If user separation is in place and considered sufficient, filesystem isolation is taken care of for shared filesystems, GRAM directories, and the job sandbox. The systemwide temporary directories can be protected by mixing filesystem namespaces and bind mounts.
A process can be launched in its own filesystem namespace; such a process will have a copy of the system mount table. Any change made to the process's mount table will not be seen by the outside system, and will be shared with any child processes.
For example, if the user's home directory is not mounted on the host, the batch system could create a process in a new filesystem namespace and mount the home directory in that namespace. The home directory will be available to the batch job, but to no other process on the filesystem.
When the last process in the filesystem namespace exits, all mounts that are unique to that namespace will be unmounted. In our example, when the batch job exits, the kernel will unmount the home directory.
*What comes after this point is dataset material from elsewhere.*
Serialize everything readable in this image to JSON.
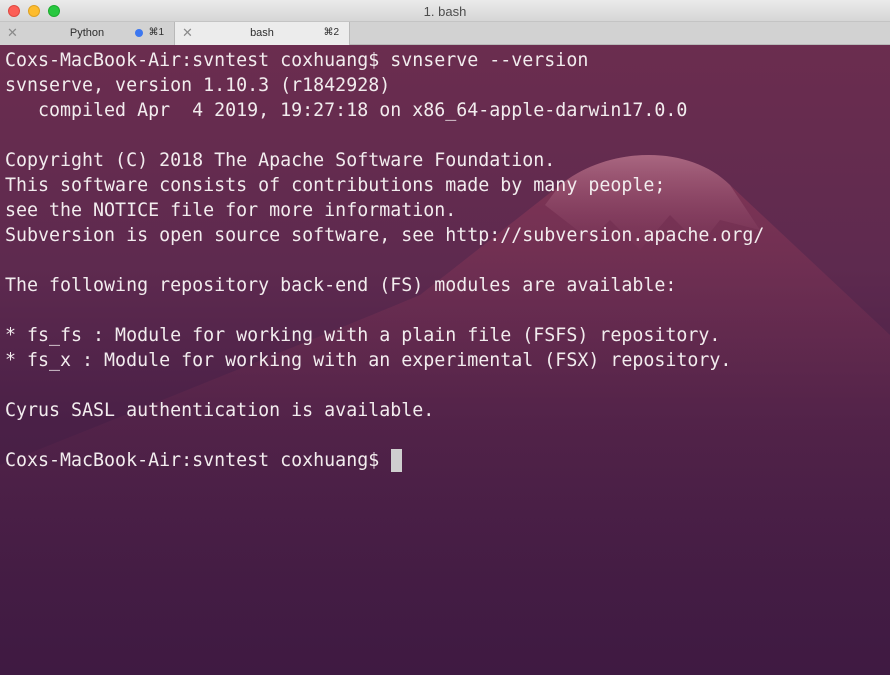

A bind mount makes a file or directory visible at another place in the filesystem - I think of it as mirroring the directory elsewhere. We can take the job sandbox directory, create a sub-directory, and bind-mount the sub-directory over /tmp. The process is mostly equivalent to the following shell commands (where $_CONDOR_SCRATCH_DIR is the location of the Condor job sandbox) in a filesystem namespace:
mkdir $_CONDOR_SCRATCH_DIR/tmp mount --bind $_CONDOR_SCRATCH_DIR/tmp /tmp
Afterward, any files a process creates in /tmp will actually be stored in $_CONDOR_SCRATCH_DIR/tmp - and cleaned up accordingly by Condor on job exit. Any system process not in the job will not be able to see or otherwise interfere with the contents of the job's /tmp unless it can write into $_CONDOR_SCRATCH_DIR.
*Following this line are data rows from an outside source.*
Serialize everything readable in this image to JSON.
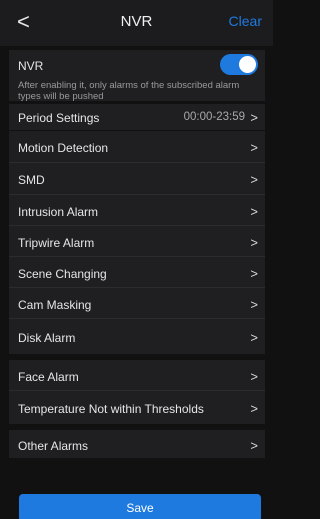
{
  "header": {
    "back_icon": "chevron-left-icon",
    "back_glyph": "<",
    "title": "NVR",
    "clear_label": "Clear"
  },
  "colors": {
    "accent": "#1f7ae0",
    "background": "#111111",
    "row": "#1f1f21"
  },
  "nvr": {
    "label": "NVR",
    "enabled": true,
    "description": "After enabling it, only alarms of the subscribed alarm types will be pushed"
  },
  "chevron_glyph": ">",
  "period": {
    "label": "Period Settings",
    "value": "00:00-23:59"
  },
  "group1": [
    {
      "label": "Motion Detection"
    },
    {
      "label": "SMD"
    },
    {
      "label": "Intrusion Alarm"
    },
    {
      "label": "Tripwire Alarm"
    },
    {
      "label": "Scene Changing"
    },
    {
      "label": "Cam Masking"
    },
    {
      "label": "Disk Alarm"
    }
  ],
  "group2": [
    {
      "label": "Face Alarm"
    },
    {
      "label": "Temperature Not within Thresholds"
    }
  ],
  "group3": [
    {
      "label": "Other Alarms"
    }
  ],
  "save_label": "Save"
}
Condor refers to this feature as MOUNT_UNDER_SCRATCH, and will be a part of the 7.7.5 release. This will be an admin-specified list of directories on the worker node. With it, the job will have a private copy of these directories, which will be backed by $_CONDOR_SCRATCH_DIR. The contents - and size - of these will be managed by Condor, just like anything else in the scratch directory.
If user separation is unavailable or not considered sufficient (if there are, for example, group accounts), an additional layer of isolation is needed to protect the job sandbox. A topic for a future day!